Other sources also list iron sulfate, a common form of nutritional-supplement iron, in the water.

"According to the above analysis, these waters are of great value," Walton continued. "They are of the alkaline-saline class, and closely resemble some of the finest waters of Europe, such as the Seltzer."

===Medicinal claims===
In large enough quantities a water like this could provide real relief from heartburn, constipation, certain skin conditions and iron-deficiency anemia, so it's not surprising the waters developed a reputation for medical efficacy.

Not all medicinal claims made about Wilhoit Springs water hold up to scrutiny, though. One particular pamphlet boasted that the water "RELIEVES THE APPETITE FOR DRINK":

"It is the much appreciated experience of many drinking men that this water will satisfy the craving for strong drink in a most remarkable manner," the advertisement announced. "The victim of drink finds Wilhoit Water a most refreshing, enlivening and invigorating draught which leaves no sting behind and no distressing reaction. … For that particular nervousness after a period of excessive drinking, the water used freely is admirable in its effect to soothe and quiet body and mind."
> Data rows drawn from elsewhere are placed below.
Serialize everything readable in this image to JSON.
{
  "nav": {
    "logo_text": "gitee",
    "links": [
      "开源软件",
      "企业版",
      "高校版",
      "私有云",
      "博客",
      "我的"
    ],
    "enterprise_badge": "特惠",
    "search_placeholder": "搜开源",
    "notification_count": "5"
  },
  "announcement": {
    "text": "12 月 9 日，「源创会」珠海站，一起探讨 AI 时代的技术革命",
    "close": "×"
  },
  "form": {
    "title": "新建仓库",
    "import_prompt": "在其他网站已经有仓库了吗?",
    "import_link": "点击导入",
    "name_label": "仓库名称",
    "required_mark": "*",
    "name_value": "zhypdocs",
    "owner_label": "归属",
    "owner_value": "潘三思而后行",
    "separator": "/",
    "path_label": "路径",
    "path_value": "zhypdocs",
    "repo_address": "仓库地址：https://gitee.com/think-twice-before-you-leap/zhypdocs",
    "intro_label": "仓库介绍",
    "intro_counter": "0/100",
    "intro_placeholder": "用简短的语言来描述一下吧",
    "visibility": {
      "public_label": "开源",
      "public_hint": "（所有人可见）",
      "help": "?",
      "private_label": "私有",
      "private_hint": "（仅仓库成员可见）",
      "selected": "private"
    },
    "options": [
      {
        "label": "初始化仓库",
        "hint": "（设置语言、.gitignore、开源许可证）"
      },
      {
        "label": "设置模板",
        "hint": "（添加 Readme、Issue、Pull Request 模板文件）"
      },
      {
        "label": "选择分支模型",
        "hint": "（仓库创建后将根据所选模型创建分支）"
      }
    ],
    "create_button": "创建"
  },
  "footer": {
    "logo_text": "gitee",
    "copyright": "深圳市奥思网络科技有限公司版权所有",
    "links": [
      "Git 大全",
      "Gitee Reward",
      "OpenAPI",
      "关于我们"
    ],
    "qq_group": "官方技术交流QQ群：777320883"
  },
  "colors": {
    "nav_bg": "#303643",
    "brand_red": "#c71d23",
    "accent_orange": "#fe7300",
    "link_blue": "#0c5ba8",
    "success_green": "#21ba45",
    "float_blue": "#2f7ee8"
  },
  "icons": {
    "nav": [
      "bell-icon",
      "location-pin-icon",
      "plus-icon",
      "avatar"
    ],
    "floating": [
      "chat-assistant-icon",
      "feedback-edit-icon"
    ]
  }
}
A persistent local rumor has suggested that the water contains lithium. Based on chemical analysis, this does not appear to be the case. However, suggestions that the water has some sort of mood-altering quality go back to the very founding of the resort. Walton quotes a physician as reporting in a medical journal that "Very pleasant to the taste, (the water) exhilarates fully as much as wine on the first day, and on the second operates as a laxative and diuretic."

As a side note, those who have experienced both wine and Wilhoit Springs water may be somewhat skeptical about this claim.

===Beer brewing===
The water from Wilhoit Springs is sometimes collected by home brewers to use as a basis for styles of ale that benefit from a strong mineral-salt base, such as India Pale Ale.